The Last Airbender (Rated PG)  3 stars07-21-10-avatar.gif

I admit I did not watch the original series. After watching M. Night Shyamalan’s lackluster (and more than a little racist) version, I wish I had. Shyamalan’s career started off strong, but quickly degenerated into a series of farcical box office flops too dependent on his signature “twist” to sustain creditability. The Happening offered the promise of better things to come, but The Last Airbender (103 minutes) fails to deliver on that promise.

The world created by DiMartino and Konietzko is distinctly Asian and references authentic cultural practices, celebrating diversity. The world created by Shyamalan relegates Asian actors to background roles and villainy while the heroes are all obviously caucasian. This is even more inexplicable considering the caucasian heroes live in the middle of villages filled with Asian characters.

This is not to imply that there are not Asian actors in primary roles. Adding insult to injury, consider the main villain, Prince Zuko (Dev Patel, Slumdog Millionaire), alongside a number of other villains primarily played predominately by Asian actors. Central casting can hide behind choosing actors over ethnicities, but there are so many prominent/qualified Asian actors it is especially offensive to think that Hollywood values them so little. Did anybody even call Kal Penn? What about John Cho? What about Michelle Yeoh? What about that chick from Glee? The list goes on.

The myth behind the show involves element-based tribes, the Airbenders, the Waterbenders, the Earthbenders and the Firebenders. The Firebenders are the film’s antagonists, and this tribe seeks to dominate the rest of the world. They began taking control with the disappearance of an Avatar capable of controlling all four basic elements approximately 100 years prior to the film’s opening.

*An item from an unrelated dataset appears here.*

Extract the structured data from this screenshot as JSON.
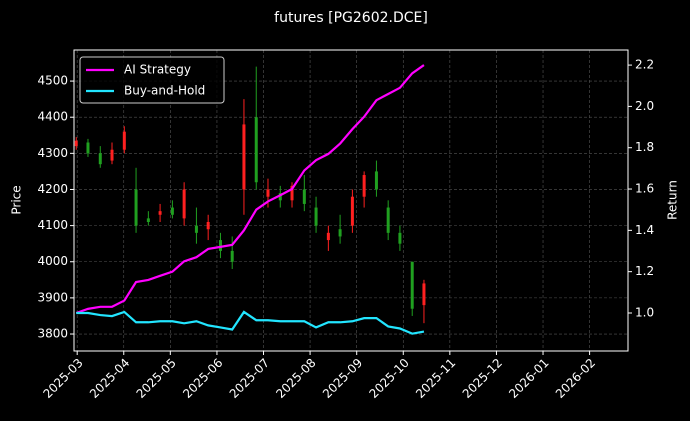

In the present, the Avatar Aang (Noah Ringer) is rediscovered and immediately begins to suck screen time while running around with a cheap version of Falcor the Luck Dragon from The Neverending Story. He begins hanging out with the wonder twins Katara (Nicola Peltz) and Sokka (Jackson Rathbone). Between the three of them, they have the acting ability of one child star, so in any given scene only one of them is really selling the story while the other two look on blankly.

The three begin a pilgrimage to various ruins on the way to the big waterbender city while dodging several factions of the Fire Nation. Their most persistent pursuers include Prince Zuko and Admiral Zhao (Aasif Mandvi) who are unable to play nicely together.

The acting grows increasingly worse, the plot grows more and more complicated, new characters are introduced, but nobody in the audience cares. The reason nobody really cares is because the real stars of the film are the elements, twisted into new life by skillfully applied CGI. The FX guys and gals are the saving grace of an otherwise poorly realized vision, giving us something to look at instead of the dead eyes of the leads. Though enjoyable on a basic level, the film fails to achieve the bright contrasting tones of other visually arresting action movies (Curse of the Golden Flower; Crouching Tiger, Hidden Dragon).